BOS-Klasse gewinnt Bertini-Preis

23 Schülerinnen und Schüler der Berufsoberschule erhielten am 27. Januar den Bertini-Preis für ihren Einsatz gegen das Vergessen von Unrecht.

Über zwei Monate beschäftigten sie sich mit der Geschichte von Else Rauch. Als Lehrerin hatte diese von 1926 bis 1933 an der Volksschule Lutterothstraße unterrichtet und war als Jüdin unter der Nazi-Herrschaft verfolgt, deportiert und ermordet worden. Für ihre aktive Erinnerungsarbeit wurde die Klasse der Berufsoberschule nun bei einem Festakt im Ernst-Deutsch-Theater ausgezeichnet.

Auf die Spur der ehemaligen Lehrerin führte die Klasse die geplante Fusion ihrer Schule mit der Staatlichen Handelsschule Schlankreye (H 3) am neuen gemeinsamen Standort Lutterothstraße und somit am Else-Rauch-Platz. Die Schülerinnen und Schüler wollten herausfinden, wer die Namensgeberin des Platzes war. Dafür recherchierten sie, führten Interviews mit Anwohnerinnen und Anwohnern sowie mit Persönlichkeiten aus der Politik. Sie gestalteten Flyer und erstellten Texte für eine Internet-Plattform, um die Öffentlichkeit über die Persönlichkeit Else Rauch und den Platz zu informieren. Des Weiteren erarbeiteten sie einen Vorschlag zur Umgestaltung des Platzes und für eine Erinnerungsskulptur von Else Rauch. Er liegt den zuständigen Gremien im Bezirk bereits vor.

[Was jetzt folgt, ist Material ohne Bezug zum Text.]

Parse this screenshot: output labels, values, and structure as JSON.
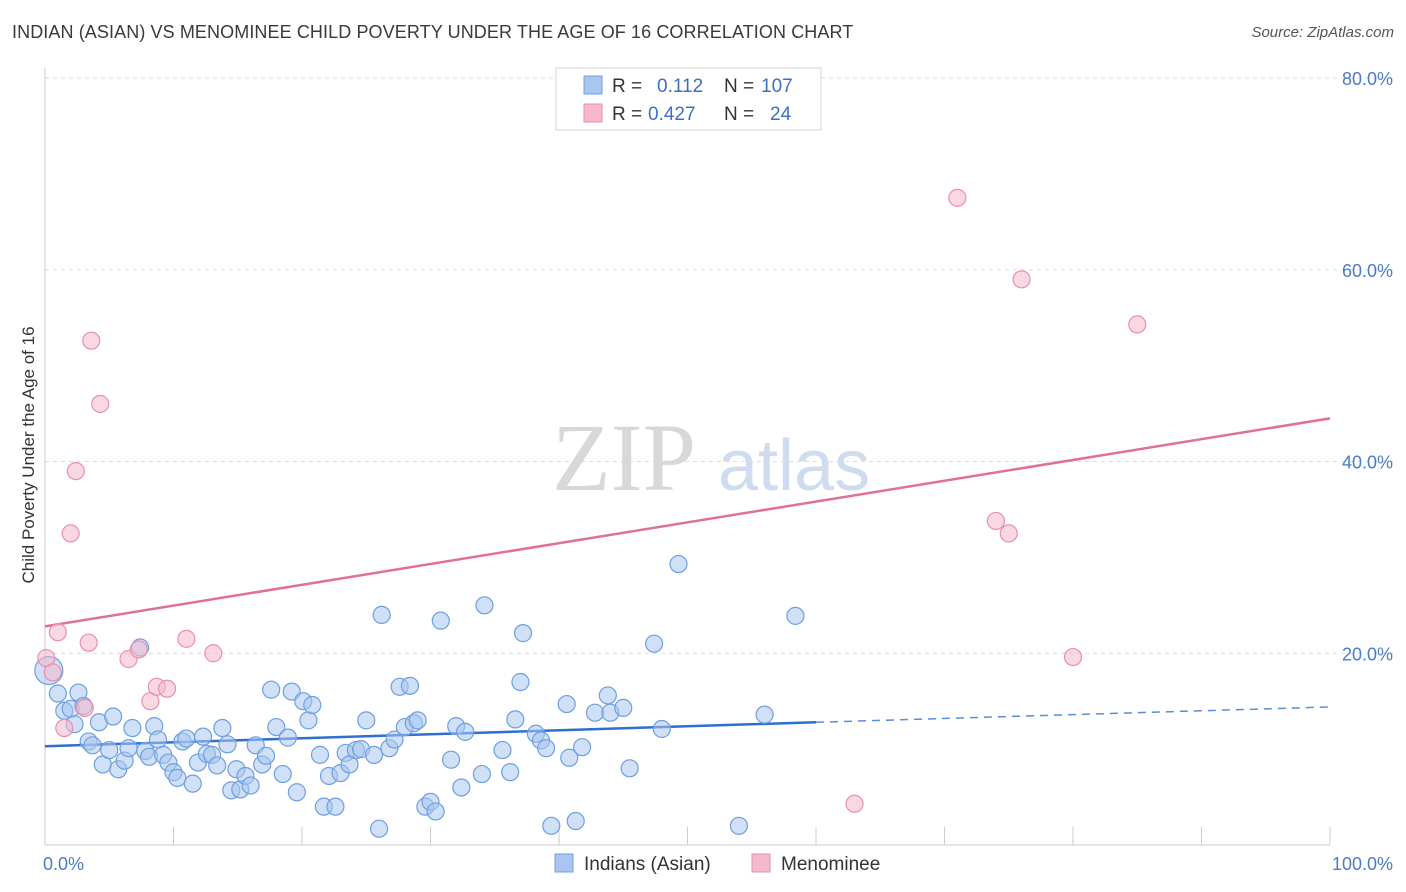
{
  "header": {
    "title": "INDIAN (ASIAN) VS MENOMINEE CHILD POVERTY UNDER THE AGE OF 16 CORRELATION CHART",
    "source": "Source: ZipAtlas.com"
  },
  "watermark": {
    "part1": "ZIP",
    "part2": "atlas"
  },
  "legend_top": {
    "rows": [
      {
        "r_label": "R =",
        "r_value": "0.112",
        "n_label": "N =",
        "n_value": "107",
        "color": "#a8c6f0"
      },
      {
        "r_label": "R =",
        "r_value": "0.427",
        "n_label": "N =",
        "n_value": "24",
        "color": "#f6b8cb"
      }
    ]
  },
  "legend_bottom": {
    "items": [
      {
        "label": "Indians (Asian)",
        "color": "#a8c6f0"
      },
      {
        "label": "Menominee",
        "color": "#f6b8cb"
      }
    ]
  },
  "chart_data": {
    "type": "scatter",
    "title": "INDIAN (ASIAN) VS MENOMINEE CHILD POVERTY UNDER THE AGE OF 16 CORRELATION CHART",
    "xlabel": "",
    "ylabel": "Child Poverty Under the Age of 16",
    "xlim": [
      0,
      100
    ],
    "ylim": [
      0,
      80
    ],
    "x_tick_labels": [
      "0.0%",
      "100.0%"
    ],
    "y_ticks": [
      20,
      40,
      60,
      80
    ],
    "y_tick_labels": [
      "20.0%",
      "40.0%",
      "60.0%",
      "80.0%"
    ],
    "grid": true,
    "legend_position": "top-center",
    "series": [
      {
        "name": "Indians (Asian)",
        "color": "#6f9fe0",
        "fill": "#a8c6f0",
        "r": "0.112",
        "n": "107",
        "trend": {
          "x0": 0,
          "y0": 10.3,
          "x1": 60,
          "y1": 12.8,
          "dashed_to_x": 100,
          "dashed_to_y": 14.4
        },
        "points": [
          [
            0.3,
            18.2
          ],
          [
            1,
            15.8
          ],
          [
            1.5,
            14.0
          ],
          [
            2,
            14.2
          ],
          [
            2.3,
            12.6
          ],
          [
            2.6,
            15.9
          ],
          [
            3,
            14.5
          ],
          [
            3.4,
            10.8
          ],
          [
            3.7,
            10.4
          ],
          [
            4.2,
            12.8
          ],
          [
            4.5,
            8.4
          ],
          [
            5,
            9.9
          ],
          [
            5.3,
            13.4
          ],
          [
            5.7,
            7.9
          ],
          [
            6.2,
            8.8
          ],
          [
            6.5,
            10.1
          ],
          [
            6.8,
            12.2
          ],
          [
            7.4,
            20.6
          ],
          [
            7.8,
            9.8
          ],
          [
            8.1,
            9.2
          ],
          [
            8.5,
            12.4
          ],
          [
            8.8,
            11.0
          ],
          [
            9.2,
            9.4
          ],
          [
            9.6,
            8.6
          ],
          [
            10.0,
            7.6
          ],
          [
            10.3,
            7.0
          ],
          [
            10.7,
            10.8
          ],
          [
            11.0,
            11.1
          ],
          [
            11.5,
            6.4
          ],
          [
            11.9,
            8.6
          ],
          [
            12.3,
            11.3
          ],
          [
            12.6,
            9.5
          ],
          [
            13.0,
            9.4
          ],
          [
            13.4,
            8.3
          ],
          [
            13.8,
            12.2
          ],
          [
            14.2,
            10.5
          ],
          [
            14.5,
            5.7
          ],
          [
            14.9,
            7.9
          ],
          [
            15.2,
            5.8
          ],
          [
            15.6,
            7.2
          ],
          [
            16.0,
            6.2
          ],
          [
            16.4,
            10.4
          ],
          [
            16.9,
            8.4
          ],
          [
            17.2,
            9.3
          ],
          [
            17.6,
            16.2
          ],
          [
            18.0,
            12.3
          ],
          [
            18.5,
            7.4
          ],
          [
            18.9,
            11.2
          ],
          [
            19.2,
            16.0
          ],
          [
            19.6,
            5.5
          ],
          [
            20.1,
            15.0
          ],
          [
            20.5,
            13.0
          ],
          [
            20.8,
            14.6
          ],
          [
            21.4,
            9.4
          ],
          [
            21.7,
            4.0
          ],
          [
            22.1,
            7.2
          ],
          [
            22.6,
            4.0
          ],
          [
            23.0,
            7.5
          ],
          [
            23.4,
            9.6
          ],
          [
            23.7,
            8.4
          ],
          [
            24.2,
            9.9
          ],
          [
            24.6,
            10.0
          ],
          [
            25.0,
            13.0
          ],
          [
            25.6,
            9.4
          ],
          [
            26.0,
            1.7
          ],
          [
            26.2,
            24.0
          ],
          [
            26.8,
            10.1
          ],
          [
            27.2,
            11.0
          ],
          [
            27.6,
            16.5
          ],
          [
            28.0,
            12.3
          ],
          [
            28.4,
            16.6
          ],
          [
            28.7,
            12.7
          ],
          [
            29.0,
            13.0
          ],
          [
            29.6,
            4.0
          ],
          [
            30.0,
            4.5
          ],
          [
            30.4,
            3.5
          ],
          [
            30.8,
            23.4
          ],
          [
            31.6,
            8.9
          ],
          [
            32.0,
            12.4
          ],
          [
            32.4,
            6.0
          ],
          [
            32.7,
            11.8
          ],
          [
            34.0,
            7.4
          ],
          [
            34.2,
            25.0
          ],
          [
            35.6,
            9.9
          ],
          [
            36.2,
            7.6
          ],
          [
            36.6,
            13.1
          ],
          [
            37.0,
            17.0
          ],
          [
            37.2,
            22.1
          ],
          [
            38.2,
            11.6
          ],
          [
            38.6,
            10.9
          ],
          [
            39.0,
            10.1
          ],
          [
            39.4,
            2.0
          ],
          [
            40.6,
            14.7
          ],
          [
            40.8,
            9.1
          ],
          [
            41.3,
            2.5
          ],
          [
            41.8,
            10.2
          ],
          [
            42.8,
            13.8
          ],
          [
            43.8,
            15.6
          ],
          [
            44.0,
            13.8
          ],
          [
            45.0,
            14.3
          ],
          [
            45.5,
            8.0
          ],
          [
            47.4,
            21.0
          ],
          [
            48.0,
            12.1
          ],
          [
            49.3,
            29.3
          ],
          [
            54.0,
            2.0
          ],
          [
            56.0,
            13.6
          ],
          [
            58.4,
            23.9
          ]
        ]
      },
      {
        "name": "Menominee",
        "color": "#ea8fae",
        "fill": "#f6b8cb",
        "r": "0.427",
        "n": "24",
        "trend": {
          "x0": 0,
          "y0": 22.8,
          "x1": 100,
          "y1": 44.5
        },
        "points": [
          [
            0.1,
            19.5
          ],
          [
            0.6,
            18.0
          ],
          [
            1.0,
            22.2
          ],
          [
            1.5,
            12.2
          ],
          [
            2.0,
            32.5
          ],
          [
            2.4,
            39.0
          ],
          [
            3.1,
            14.3
          ],
          [
            3.4,
            21.1
          ],
          [
            3.6,
            52.6
          ],
          [
            4.3,
            46.0
          ],
          [
            6.5,
            19.4
          ],
          [
            7.3,
            20.4
          ],
          [
            8.2,
            15.0
          ],
          [
            8.7,
            16.5
          ],
          [
            9.5,
            16.3
          ],
          [
            11.0,
            21.5
          ],
          [
            13.1,
            20.0
          ],
          [
            63.0,
            4.3
          ],
          [
            71.0,
            67.5
          ],
          [
            74.0,
            33.8
          ],
          [
            75.0,
            32.5
          ],
          [
            76.0,
            59.0
          ],
          [
            80.0,
            19.6
          ],
          [
            85.0,
            54.3
          ]
        ]
      }
    ]
  }
}
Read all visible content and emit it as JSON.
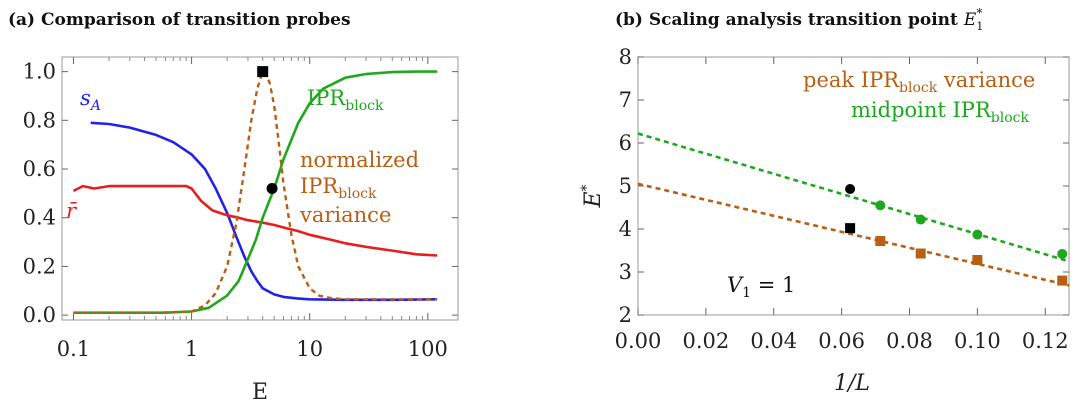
{
  "chart_data": [
    {
      "type": "line",
      "panel": "(a)",
      "title": "(a) Comparison of transition probes",
      "xlabel": "E",
      "ylabel": "",
      "xscale": "log",
      "xlim": [
        0.08,
        180
      ],
      "ylim": [
        -0.02,
        1.06
      ],
      "xticks": [
        {
          "v": 0.1,
          "label": "0.1"
        },
        {
          "v": 1,
          "label": "1"
        },
        {
          "v": 10,
          "label": "10"
        },
        {
          "v": 100,
          "label": "100"
        }
      ],
      "yticks": [
        {
          "v": 0.0,
          "label": "0.0"
        },
        {
          "v": 0.2,
          "label": "0.2"
        },
        {
          "v": 0.4,
          "label": "0.4"
        },
        {
          "v": 0.6,
          "label": "0.6"
        },
        {
          "v": 0.8,
          "label": "0.8"
        },
        {
          "v": 1.0,
          "label": "1.0"
        }
      ],
      "series": [
        {
          "name": "s_A",
          "label_main": "s",
          "label_sub": "A",
          "color": "#2323e6",
          "style": "solid",
          "x": [
            0.14,
            0.2,
            0.3,
            0.5,
            0.7,
            1.0,
            1.3,
            1.6,
            2.0,
            2.4,
            2.8,
            3.2,
            3.6,
            4.0,
            5.0,
            6.0,
            8.0,
            10,
            20,
            50,
            120
          ],
          "y": [
            0.79,
            0.785,
            0.77,
            0.74,
            0.71,
            0.66,
            0.6,
            0.52,
            0.42,
            0.32,
            0.24,
            0.18,
            0.14,
            0.11,
            0.085,
            0.075,
            0.068,
            0.065,
            0.063,
            0.063,
            0.065
          ]
        },
        {
          "name": "r̄",
          "label_main": "r̄",
          "color": "#e61e1e",
          "style": "solid",
          "x": [
            0.1,
            0.12,
            0.15,
            0.2,
            0.3,
            0.5,
            0.7,
            0.9,
            1.0,
            1.2,
            1.5,
            2.0,
            2.5,
            3.0,
            4.0,
            5.0,
            6.0,
            8.0,
            10,
            15,
            20,
            30,
            50,
            80,
            120
          ],
          "y": [
            0.51,
            0.53,
            0.52,
            0.53,
            0.53,
            0.53,
            0.53,
            0.53,
            0.52,
            0.47,
            0.43,
            0.41,
            0.4,
            0.39,
            0.38,
            0.37,
            0.36,
            0.345,
            0.33,
            0.31,
            0.295,
            0.28,
            0.265,
            0.25,
            0.245
          ]
        },
        {
          "name": "IPR_block",
          "label_main": "IPR",
          "label_sub": "block",
          "color": "#1ea81e",
          "style": "solid",
          "x": [
            0.1,
            0.3,
            0.6,
            1.0,
            1.4,
            2.0,
            2.5,
            3.0,
            3.5,
            4.0,
            5.0,
            6.0,
            7.0,
            8.0,
            10,
            13,
            20,
            30,
            50,
            80,
            120
          ],
          "y": [
            0.01,
            0.01,
            0.01,
            0.015,
            0.03,
            0.08,
            0.14,
            0.23,
            0.31,
            0.4,
            0.52,
            0.64,
            0.72,
            0.79,
            0.87,
            0.93,
            0.975,
            0.99,
            0.998,
            1.0,
            1.0
          ]
        },
        {
          "name": "normalized IPR_block variance",
          "label_lines": [
            "normalized",
            "IPR",
            "variance"
          ],
          "label_sub": "block",
          "color": "#b85f14",
          "style": "dashed",
          "x": [
            0.1,
            0.5,
            1.0,
            1.3,
            1.6,
            2.0,
            2.4,
            2.8,
            3.2,
            3.6,
            4.0,
            4.3,
            4.6,
            5.0,
            5.5,
            6.0,
            7.0,
            8.0,
            10,
            12,
            15,
            20,
            50,
            120
          ],
          "y": [
            0.01,
            0.01,
            0.015,
            0.04,
            0.09,
            0.2,
            0.38,
            0.6,
            0.8,
            0.93,
            1.0,
            0.99,
            0.95,
            0.86,
            0.7,
            0.54,
            0.33,
            0.2,
            0.11,
            0.08,
            0.07,
            0.065,
            0.065,
            0.065
          ]
        }
      ],
      "markers": [
        {
          "shape": "square",
          "color": "#000000",
          "x": 4.0,
          "y": 1.0
        },
        {
          "shape": "circle",
          "color": "#000000",
          "x": 4.8,
          "y": 0.52
        }
      ]
    },
    {
      "type": "scatter",
      "panel": "(b)",
      "title": "(b) Scaling analysis transition point",
      "title_symbol": {
        "main": "E",
        "sub": "1",
        "sup": "*"
      },
      "xlabel": "1/L",
      "ylabel": "E",
      "ylabel_sup": "*",
      "xlim": [
        0,
        0.127
      ],
      "ylim": [
        2,
        8
      ],
      "xticks": [
        {
          "v": 0.0,
          "label": "0.00"
        },
        {
          "v": 0.02,
          "label": "0.02"
        },
        {
          "v": 0.04,
          "label": "0.04"
        },
        {
          "v": 0.06,
          "label": "0.06"
        },
        {
          "v": 0.08,
          "label": "0.08"
        },
        {
          "v": 0.1,
          "label": "0.10"
        },
        {
          "v": 0.12,
          "label": "0.12"
        }
      ],
      "yticks": [
        {
          "v": 2,
          "label": "2"
        },
        {
          "v": 3,
          "label": "3"
        },
        {
          "v": 4,
          "label": "4"
        },
        {
          "v": 5,
          "label": "5"
        },
        {
          "v": 6,
          "label": "6"
        },
        {
          "v": 7,
          "label": "7"
        },
        {
          "v": 8,
          "label": "8"
        }
      ],
      "series": [
        {
          "name": "peak IPR_block variance",
          "label_main": "peak IPR",
          "label_sub": "block",
          "label_tail": " variance",
          "color": "#b85f14",
          "marker": "square",
          "x": [
            0.0714,
            0.0833,
            0.1,
            0.125
          ],
          "y": [
            3.72,
            3.43,
            3.28,
            2.8
          ],
          "fit": {
            "intercept": 5.05,
            "slope": -18.6
          }
        },
        {
          "name": "midpoint IPR_block",
          "label_main": "midpoint IPR",
          "label_sub": "block",
          "label_tail": "",
          "color": "#1ea81e",
          "marker": "circle",
          "x": [
            0.0714,
            0.0833,
            0.1,
            0.125
          ],
          "y": [
            4.55,
            4.22,
            3.87,
            3.42
          ],
          "fit": {
            "intercept": 6.22,
            "slope": -23.4
          }
        }
      ],
      "markers": [
        {
          "shape": "square",
          "color": "#000000",
          "x": 0.0625,
          "y": 4.02
        },
        {
          "shape": "circle",
          "color": "#000000",
          "x": 0.0625,
          "y": 4.93
        }
      ],
      "annotation": {
        "main": "V",
        "sub": "1",
        "tail": " = 1"
      }
    }
  ]
}
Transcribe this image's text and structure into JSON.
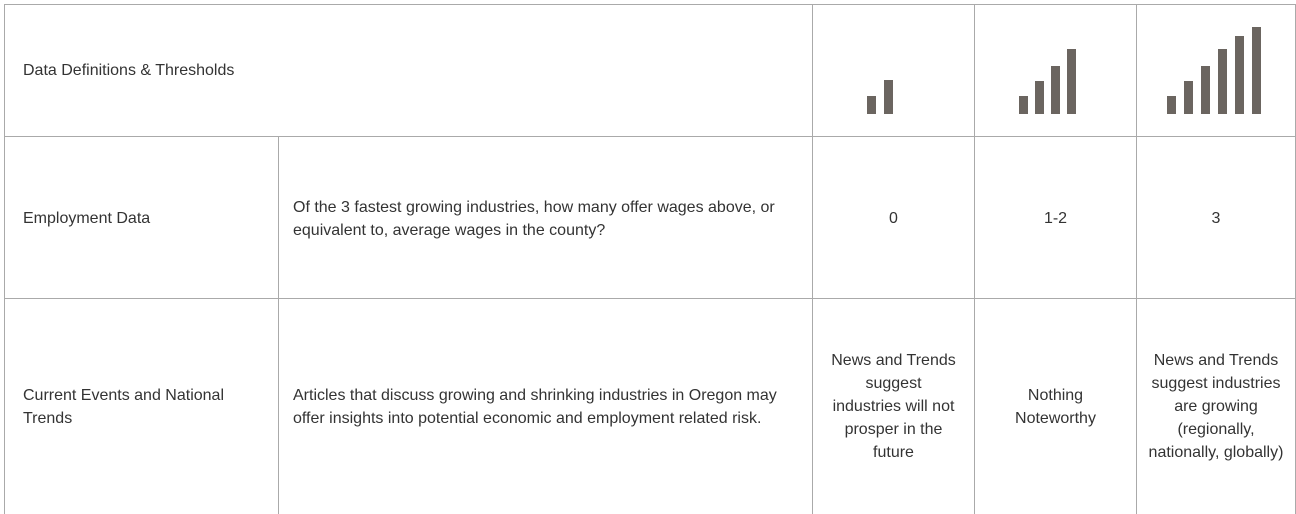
{
  "table": {
    "title": "Data Definitions & Thresholds",
    "rows": [
      [
        "Employment Data",
        "Of the 3 fastest growing industries, how many offer wages above, or equivalent to, average wages in the county?",
        "0",
        "1-2",
        "3"
      ],
      [
        "Current Events and National Trends",
        "Articles that discuss growing and shrinking industries in Oregon may offer insights into potential economic and employment related risk.",
        "News and Trends suggest industries will not prosper in the future",
        "Nothing Noteworthy",
        "News and Trends suggest industries are growing (regionally, nationally, globally)"
      ]
    ]
  }
}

Der Bertini-Preis wird jedes Jahr am 27. Januar, dem Gedenktag für die Opfer des Nationalsozialismus, an junge Hamburger verliehen, die sich gegen das Vergessen, Verdrängen und Verleugnen von Unrecht engagieren und die aktuelles Unrecht, Ausgrenzung oder Gewalt bekämpfen. Der Name des Preises geht zurück auf den Roman „Die Bertinis", in dem der am 10. Dezember 2014 verstorbene Schriftsteller Ralph Giordano das Schicksal seiner Familie während der Verfolgung in der Zeit der nationalsozialistischen Diktatur in der Hansestadt schildert. Die Ehrungen wurden am Dienstag zum 17. Mal vergeben - in diesem Jahr an acht Projekte. „Ganz im Sinne von Ralph Giordano sorgt ihr dafür, liebe Schüler, dass wir weder unsere Geschichte vergessen, noch unsere Menschlichkeit", so die Staatsministerin für Migration, Flüchtlinge und Integration, Aydan Özoguz, in ihrer Laudatio. Im Bertini-Preis lebe Ralph Giordano weiter. „Sein Vermächtnis und seine Botschaften leben weiter. Und zwar auch und gerade mit den Preisträgerinnen und Preisträgern." Angesichts des Terrors in Paris oder anderswo dürfe die Meinungs- und Demonstrationsfreiheit nicht beschnitten werden. „Wir lassen uns nicht einschüchtern! Genau das ist die Botschaft des Bertini-Preises: „Lasst euch nicht einschüchtern!"